Monday, March 14, 2005
We're drowning in emails!
I found out why the server had an abundance of emails today—the primary resolving nameserver crashed.
There are four name servers running at The Company—two for people outside our network to look up domains we host, and two internally just for resolving DNS queries inside The Office. And one of the resolving name servers crashed hard. Totally offline.
And that threw everything out of whack.
I'm not sure why a name server (which isn't a single point of failure) crashing should throw the email system out of whack, but when I did get that server up and running (no idea yet as to why it crashed) things seemed to return to normal.
Odd, yes.
The email server in question should have queried the name server
still running.
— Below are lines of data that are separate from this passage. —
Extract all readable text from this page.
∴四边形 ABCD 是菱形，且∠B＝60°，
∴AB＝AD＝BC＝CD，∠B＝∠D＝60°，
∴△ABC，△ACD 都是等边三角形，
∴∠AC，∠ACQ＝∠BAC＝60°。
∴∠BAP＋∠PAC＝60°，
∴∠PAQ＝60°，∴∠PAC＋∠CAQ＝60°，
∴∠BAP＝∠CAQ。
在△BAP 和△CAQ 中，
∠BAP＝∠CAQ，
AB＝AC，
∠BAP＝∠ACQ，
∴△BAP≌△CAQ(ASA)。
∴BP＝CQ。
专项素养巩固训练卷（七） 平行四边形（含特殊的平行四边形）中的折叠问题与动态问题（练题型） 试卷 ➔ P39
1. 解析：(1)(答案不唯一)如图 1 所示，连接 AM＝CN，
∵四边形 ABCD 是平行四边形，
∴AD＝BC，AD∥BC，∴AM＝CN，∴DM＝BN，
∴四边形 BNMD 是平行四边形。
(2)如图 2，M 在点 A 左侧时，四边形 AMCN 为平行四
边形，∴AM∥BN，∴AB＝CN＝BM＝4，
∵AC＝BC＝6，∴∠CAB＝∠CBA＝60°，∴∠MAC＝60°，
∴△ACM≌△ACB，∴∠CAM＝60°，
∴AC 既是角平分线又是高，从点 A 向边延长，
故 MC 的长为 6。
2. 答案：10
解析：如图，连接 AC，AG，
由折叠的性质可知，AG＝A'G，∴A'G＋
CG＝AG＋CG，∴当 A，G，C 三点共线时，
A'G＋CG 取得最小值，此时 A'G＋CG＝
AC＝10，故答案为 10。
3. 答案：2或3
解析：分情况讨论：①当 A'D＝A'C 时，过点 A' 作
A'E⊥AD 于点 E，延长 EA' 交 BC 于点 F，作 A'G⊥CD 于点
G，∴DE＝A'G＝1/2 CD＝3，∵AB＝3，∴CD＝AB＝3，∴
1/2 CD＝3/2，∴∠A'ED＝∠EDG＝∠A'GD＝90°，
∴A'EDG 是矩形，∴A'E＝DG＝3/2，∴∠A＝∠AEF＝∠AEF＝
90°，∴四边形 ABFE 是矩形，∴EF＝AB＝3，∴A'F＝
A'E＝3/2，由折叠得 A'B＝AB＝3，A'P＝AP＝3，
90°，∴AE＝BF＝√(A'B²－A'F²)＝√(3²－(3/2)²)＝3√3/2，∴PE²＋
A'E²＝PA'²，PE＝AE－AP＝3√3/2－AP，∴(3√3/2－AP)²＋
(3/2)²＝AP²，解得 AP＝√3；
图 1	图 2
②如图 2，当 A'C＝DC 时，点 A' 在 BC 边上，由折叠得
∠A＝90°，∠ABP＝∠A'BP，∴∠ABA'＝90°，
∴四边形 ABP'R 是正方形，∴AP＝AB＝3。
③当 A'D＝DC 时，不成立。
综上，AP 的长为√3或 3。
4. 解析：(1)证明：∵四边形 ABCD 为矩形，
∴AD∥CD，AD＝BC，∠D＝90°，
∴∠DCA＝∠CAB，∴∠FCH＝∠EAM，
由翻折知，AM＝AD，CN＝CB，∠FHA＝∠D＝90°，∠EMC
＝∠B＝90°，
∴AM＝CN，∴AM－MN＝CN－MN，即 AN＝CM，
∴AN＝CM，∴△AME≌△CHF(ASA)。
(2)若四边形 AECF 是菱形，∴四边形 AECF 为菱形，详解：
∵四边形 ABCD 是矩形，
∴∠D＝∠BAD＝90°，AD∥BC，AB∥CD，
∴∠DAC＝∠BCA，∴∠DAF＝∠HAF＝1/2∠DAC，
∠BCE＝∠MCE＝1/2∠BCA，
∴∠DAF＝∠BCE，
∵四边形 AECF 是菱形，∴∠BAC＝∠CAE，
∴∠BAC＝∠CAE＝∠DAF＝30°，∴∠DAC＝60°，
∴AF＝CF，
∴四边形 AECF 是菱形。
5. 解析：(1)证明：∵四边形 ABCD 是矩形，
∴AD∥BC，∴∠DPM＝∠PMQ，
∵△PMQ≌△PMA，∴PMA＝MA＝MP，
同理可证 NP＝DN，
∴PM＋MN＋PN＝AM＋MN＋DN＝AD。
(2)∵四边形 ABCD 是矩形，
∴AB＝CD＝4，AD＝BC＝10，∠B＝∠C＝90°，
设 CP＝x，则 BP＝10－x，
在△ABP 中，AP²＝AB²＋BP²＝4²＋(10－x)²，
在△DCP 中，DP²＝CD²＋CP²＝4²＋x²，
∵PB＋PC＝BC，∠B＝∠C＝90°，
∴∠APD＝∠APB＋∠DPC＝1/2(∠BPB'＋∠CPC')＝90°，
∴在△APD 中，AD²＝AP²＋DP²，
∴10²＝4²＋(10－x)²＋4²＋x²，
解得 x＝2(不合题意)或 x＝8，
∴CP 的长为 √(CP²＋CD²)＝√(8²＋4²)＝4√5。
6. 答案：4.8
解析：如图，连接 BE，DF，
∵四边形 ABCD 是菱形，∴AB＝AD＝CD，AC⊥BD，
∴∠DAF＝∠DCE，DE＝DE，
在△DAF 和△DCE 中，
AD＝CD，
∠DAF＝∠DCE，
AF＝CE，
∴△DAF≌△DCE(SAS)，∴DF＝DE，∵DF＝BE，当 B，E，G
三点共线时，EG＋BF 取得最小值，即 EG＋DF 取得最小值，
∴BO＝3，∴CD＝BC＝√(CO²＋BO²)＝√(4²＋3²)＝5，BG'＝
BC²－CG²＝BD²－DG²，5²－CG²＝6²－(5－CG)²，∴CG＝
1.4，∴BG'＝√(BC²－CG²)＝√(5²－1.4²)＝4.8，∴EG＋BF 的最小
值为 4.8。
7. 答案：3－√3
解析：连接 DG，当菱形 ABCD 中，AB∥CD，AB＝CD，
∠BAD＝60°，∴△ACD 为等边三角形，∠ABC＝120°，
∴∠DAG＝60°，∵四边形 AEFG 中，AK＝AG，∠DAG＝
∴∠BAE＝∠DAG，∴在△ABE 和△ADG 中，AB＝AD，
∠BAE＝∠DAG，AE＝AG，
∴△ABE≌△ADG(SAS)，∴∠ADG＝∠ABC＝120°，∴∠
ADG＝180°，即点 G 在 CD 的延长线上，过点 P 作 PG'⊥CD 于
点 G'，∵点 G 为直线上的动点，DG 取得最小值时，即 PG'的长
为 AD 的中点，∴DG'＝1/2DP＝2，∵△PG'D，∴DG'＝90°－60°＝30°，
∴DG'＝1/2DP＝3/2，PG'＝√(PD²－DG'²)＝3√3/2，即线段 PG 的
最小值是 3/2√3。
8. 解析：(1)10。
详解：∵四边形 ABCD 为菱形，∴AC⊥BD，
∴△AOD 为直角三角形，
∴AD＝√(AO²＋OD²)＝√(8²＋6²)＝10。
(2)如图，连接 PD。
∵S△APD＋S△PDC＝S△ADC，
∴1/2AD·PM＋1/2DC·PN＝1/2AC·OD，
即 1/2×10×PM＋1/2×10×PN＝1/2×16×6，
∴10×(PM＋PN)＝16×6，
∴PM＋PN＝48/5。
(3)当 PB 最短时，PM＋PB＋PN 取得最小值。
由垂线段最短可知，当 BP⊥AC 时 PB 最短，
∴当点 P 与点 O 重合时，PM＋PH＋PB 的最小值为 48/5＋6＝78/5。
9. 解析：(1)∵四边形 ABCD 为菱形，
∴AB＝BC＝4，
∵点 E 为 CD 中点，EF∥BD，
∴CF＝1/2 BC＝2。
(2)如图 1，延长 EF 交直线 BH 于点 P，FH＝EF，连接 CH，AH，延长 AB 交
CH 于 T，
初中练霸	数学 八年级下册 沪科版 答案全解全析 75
And had we been running a stock installed system I might
have actually attempted to figure out the root cause. But we run
Insipid
on that email server, with a (possible) custom
installation of sendmail (configured (and possibly
patched) to run under the control panel).
And I'm not about to debug that (Smirk isn't paying me that much money).
And that's not counting our spam firewall (which is a separate system), which also seemed to have problems when the primary resolving name server crashed. And I'm not about to debug why that didn't bother to use the secondary name server either.
The upshot was, a bunch of mail simply queued up (thousands—-we're talking thousands of email) because of domain resolution issues.
And that caused our customers to bitch complain that they
couldn't get their email.
Now, what I can debug is why that particular server crashed. I may have to disable any hardware screen blankers, since when I plugged in a crash cart nothing was visible on the screen, and it was D-E-A-D to the point where the keyboard wouldn't register (which normally unblanks the screen). There wasn't anything obvious in the system logs, but I didn't have much of a chance to pour through them though.